The Chinese currency also has dropped to a level against the dollar which is likely to bring it even closer to the attention of Donald Trump as he prepares to return to the White House, given his well-known obsession about undervalued currencies and large trade surpluses. Since the end of September, the renminbi has weakened almost 4 per cent to nearly Rmb7.3 against the dollar.
Against such a backdrop, the idea has been mooted of a grand bargain between the US and China, which would strengthen the Chinese currency and depreciate the dollar. Such a potential deal has been dubbed the Mar-a-Lago Accord, an echo of the landmark 1985 Plaza Accord in which the US persuaded Japan to accept a sharp appreciation of the yen, through concerted intervention by the five largest central banks in the world and other measures.
Would China go for a similar deal? Well the first thing to acknowledge is how negatively the Plaza Accord has been interpreted among Chinese policymakers for decades. In particular, the impact of a very rapid appreciation of the yen from ¥237 to the dollar in August 1985 to less than ¥140 in April 1987.
The severe headwinds in exports were counterbalanced by the Bank of Japan with a rapid reduction in policy rates from 5 per cent in 1985 to 2.5 per cent in February 1987. But this only proved a trigger for the build-up of Japan’s real estate and stock market bubbles. These ended up bursting in 1990, leading to Japan’s two lost decades of meagre growth and deflationary pressures due to the collapse in corporate profitability and nominal wages.
Japan’s bitter lesson is probably enough to discourage Chinese policymakers from acceding to pressure from Trump. In the most recent trade agreement between Trump and Xi, the so-called the Phase I deal in winter 2019-20, the US did include an exchange component but the label of China as currency manipulator was finally dropped.
Beyond China’s dislike of any agreement which resembles the Plaza Accord, there are other important reasons why a Mar-a-Lago pact of a similar scale is unlikely.
First, China’s economic situation is not that of Japan in the early 1980s but rather that of the early 1990s. China’s real estate bubble has already burst and deflationary pressures have been present for more than two years already. There is also overcapacity in a number of manufacturing sectors. In other words. China will find it very hard to cope with a strong currency, even more than Japan did in the 1980s.
Second, China’s macroeconomic imbalances are larger than those of Japan at the time, with the saving ratio being much higher and consumption much lower. In other words, China needs exports even more than Japan did then, making a potential appreciation of the renminbi much more costly. Finally, China still counts on rather draconian capital controls to isolate its exchange rate from monetary policy decisions, making it easier for China to keep a weak renminbi without paying a high price in terms of capital outflows.

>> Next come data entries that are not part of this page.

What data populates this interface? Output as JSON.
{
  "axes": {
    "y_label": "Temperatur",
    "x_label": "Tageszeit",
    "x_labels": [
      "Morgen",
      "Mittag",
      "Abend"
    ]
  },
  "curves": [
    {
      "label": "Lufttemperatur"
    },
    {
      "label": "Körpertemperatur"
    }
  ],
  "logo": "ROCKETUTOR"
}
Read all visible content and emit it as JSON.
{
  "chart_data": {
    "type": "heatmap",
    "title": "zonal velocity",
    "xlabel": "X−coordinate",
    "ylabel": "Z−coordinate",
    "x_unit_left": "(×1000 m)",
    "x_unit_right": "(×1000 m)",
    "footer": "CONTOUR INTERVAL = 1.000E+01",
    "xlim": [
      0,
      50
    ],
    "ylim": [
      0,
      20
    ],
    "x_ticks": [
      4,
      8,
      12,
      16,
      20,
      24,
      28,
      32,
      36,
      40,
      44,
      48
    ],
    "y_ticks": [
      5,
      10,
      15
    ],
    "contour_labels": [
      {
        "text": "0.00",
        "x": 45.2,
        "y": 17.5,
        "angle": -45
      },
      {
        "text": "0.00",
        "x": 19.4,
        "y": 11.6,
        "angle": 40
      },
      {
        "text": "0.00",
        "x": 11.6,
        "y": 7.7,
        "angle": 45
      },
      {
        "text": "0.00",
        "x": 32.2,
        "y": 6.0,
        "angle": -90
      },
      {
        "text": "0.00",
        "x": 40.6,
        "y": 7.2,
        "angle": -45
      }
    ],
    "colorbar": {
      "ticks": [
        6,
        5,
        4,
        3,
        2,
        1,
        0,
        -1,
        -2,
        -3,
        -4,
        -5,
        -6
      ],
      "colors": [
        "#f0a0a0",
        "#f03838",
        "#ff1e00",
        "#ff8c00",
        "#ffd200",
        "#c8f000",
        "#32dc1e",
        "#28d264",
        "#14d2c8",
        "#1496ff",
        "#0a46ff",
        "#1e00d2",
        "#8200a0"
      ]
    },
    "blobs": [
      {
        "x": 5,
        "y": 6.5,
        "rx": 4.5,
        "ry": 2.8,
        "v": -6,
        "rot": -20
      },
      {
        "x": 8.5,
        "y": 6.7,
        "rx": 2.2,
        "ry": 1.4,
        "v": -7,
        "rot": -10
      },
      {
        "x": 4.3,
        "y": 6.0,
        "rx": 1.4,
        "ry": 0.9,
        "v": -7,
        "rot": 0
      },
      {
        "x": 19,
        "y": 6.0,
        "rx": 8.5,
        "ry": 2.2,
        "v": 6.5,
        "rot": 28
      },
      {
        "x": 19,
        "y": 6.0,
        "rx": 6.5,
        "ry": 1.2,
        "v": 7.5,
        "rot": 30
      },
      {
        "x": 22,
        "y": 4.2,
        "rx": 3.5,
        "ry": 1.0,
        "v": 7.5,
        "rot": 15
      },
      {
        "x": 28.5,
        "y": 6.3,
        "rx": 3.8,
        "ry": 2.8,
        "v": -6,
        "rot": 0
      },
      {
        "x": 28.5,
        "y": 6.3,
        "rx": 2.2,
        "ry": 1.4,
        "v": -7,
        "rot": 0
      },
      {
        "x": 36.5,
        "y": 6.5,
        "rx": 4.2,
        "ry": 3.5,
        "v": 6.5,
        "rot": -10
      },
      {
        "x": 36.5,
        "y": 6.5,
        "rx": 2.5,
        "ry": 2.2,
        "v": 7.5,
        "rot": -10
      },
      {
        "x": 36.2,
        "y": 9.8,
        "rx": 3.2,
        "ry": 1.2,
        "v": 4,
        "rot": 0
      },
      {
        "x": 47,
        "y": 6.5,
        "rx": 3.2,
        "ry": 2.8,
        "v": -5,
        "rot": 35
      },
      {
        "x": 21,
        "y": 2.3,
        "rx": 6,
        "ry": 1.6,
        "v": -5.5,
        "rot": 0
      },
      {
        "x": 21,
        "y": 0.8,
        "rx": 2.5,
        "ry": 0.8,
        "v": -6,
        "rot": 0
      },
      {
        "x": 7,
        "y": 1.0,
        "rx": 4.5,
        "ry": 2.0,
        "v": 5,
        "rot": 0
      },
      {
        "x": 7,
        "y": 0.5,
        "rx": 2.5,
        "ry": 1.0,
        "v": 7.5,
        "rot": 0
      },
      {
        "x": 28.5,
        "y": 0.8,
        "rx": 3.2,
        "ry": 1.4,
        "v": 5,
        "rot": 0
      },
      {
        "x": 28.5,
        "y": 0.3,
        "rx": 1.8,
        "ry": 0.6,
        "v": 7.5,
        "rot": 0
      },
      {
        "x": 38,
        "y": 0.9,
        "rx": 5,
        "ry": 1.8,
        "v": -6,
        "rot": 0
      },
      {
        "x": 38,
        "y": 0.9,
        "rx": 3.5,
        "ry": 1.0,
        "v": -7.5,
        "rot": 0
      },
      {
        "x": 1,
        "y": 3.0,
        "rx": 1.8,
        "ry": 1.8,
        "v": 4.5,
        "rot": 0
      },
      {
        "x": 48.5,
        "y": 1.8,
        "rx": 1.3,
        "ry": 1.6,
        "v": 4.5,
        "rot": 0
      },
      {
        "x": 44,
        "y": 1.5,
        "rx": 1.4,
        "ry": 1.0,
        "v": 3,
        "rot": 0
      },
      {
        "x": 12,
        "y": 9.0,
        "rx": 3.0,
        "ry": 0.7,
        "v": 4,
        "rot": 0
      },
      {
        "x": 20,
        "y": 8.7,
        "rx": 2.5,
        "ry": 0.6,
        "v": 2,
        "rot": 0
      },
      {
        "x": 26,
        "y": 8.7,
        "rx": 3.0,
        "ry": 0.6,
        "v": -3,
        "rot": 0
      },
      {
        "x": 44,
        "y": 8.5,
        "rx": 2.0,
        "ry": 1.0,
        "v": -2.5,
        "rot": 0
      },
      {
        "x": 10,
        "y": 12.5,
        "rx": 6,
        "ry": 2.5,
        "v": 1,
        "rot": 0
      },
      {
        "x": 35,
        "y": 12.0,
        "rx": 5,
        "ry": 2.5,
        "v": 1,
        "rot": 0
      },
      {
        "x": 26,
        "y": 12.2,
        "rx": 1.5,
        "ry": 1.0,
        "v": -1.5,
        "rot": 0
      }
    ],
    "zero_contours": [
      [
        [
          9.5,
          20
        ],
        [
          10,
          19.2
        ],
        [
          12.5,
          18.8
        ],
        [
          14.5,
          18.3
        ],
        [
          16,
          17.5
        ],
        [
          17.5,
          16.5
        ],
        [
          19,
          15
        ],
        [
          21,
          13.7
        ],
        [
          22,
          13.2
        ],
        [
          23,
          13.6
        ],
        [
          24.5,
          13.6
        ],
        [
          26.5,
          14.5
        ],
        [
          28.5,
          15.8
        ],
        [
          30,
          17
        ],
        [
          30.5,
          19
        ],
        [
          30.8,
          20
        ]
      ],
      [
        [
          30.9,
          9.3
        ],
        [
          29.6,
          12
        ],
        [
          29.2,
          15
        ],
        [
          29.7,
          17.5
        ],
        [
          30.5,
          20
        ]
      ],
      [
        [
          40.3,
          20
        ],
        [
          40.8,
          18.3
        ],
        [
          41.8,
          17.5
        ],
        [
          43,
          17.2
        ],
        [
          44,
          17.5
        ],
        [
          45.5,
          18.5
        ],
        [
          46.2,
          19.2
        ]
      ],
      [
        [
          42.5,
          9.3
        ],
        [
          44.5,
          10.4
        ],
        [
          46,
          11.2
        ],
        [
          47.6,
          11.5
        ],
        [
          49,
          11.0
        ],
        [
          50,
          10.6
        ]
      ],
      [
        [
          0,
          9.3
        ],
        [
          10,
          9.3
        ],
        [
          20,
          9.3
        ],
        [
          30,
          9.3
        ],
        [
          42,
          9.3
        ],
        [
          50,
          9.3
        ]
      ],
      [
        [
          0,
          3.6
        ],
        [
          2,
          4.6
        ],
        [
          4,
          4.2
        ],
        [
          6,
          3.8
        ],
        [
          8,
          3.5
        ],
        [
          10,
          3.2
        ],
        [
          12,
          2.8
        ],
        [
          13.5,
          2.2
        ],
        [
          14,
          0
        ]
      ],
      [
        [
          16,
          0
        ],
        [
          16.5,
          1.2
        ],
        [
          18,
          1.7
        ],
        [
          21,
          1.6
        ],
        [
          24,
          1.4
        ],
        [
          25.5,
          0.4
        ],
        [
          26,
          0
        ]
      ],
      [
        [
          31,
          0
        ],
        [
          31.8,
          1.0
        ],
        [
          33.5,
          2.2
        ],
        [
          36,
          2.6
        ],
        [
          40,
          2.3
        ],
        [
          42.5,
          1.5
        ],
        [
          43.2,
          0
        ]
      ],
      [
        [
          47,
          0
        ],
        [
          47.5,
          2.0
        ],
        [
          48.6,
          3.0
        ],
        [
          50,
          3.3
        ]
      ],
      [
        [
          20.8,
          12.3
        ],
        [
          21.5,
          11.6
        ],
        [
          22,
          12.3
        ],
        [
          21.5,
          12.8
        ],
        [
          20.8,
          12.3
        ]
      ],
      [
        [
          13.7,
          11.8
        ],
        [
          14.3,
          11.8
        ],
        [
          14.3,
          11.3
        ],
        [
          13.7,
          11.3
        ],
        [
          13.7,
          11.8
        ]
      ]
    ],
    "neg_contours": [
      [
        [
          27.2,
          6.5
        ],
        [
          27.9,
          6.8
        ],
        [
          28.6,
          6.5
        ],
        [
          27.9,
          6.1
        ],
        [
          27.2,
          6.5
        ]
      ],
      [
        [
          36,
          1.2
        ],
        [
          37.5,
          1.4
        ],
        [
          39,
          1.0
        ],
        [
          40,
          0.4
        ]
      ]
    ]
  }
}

Notwithstanding the above, a weak renminbi is not a free lunch for China either. One of the most negative unintended consequences comes from discouraging the international use of the renminbi, especially as an investment currency. After years of work on this, the renminbi’s international use remains underwhelming, especially when compared with the size of the Chinese economy. There have been gains made since Russia’s invasion of Ukraine as the currency has been used to bypass sanctions imposed by the West on Russia-related transactions. But even these are vanishing again due to renminbi weakness and the fear of secondary sanctions by the US.
All in all, Chinese policymakers still see the renminbi as an export tool, which is highly necessary given stubbornly stagnant domestic demand. The market should get used to a weak renminbi. For China, once again, supporting growth comes first.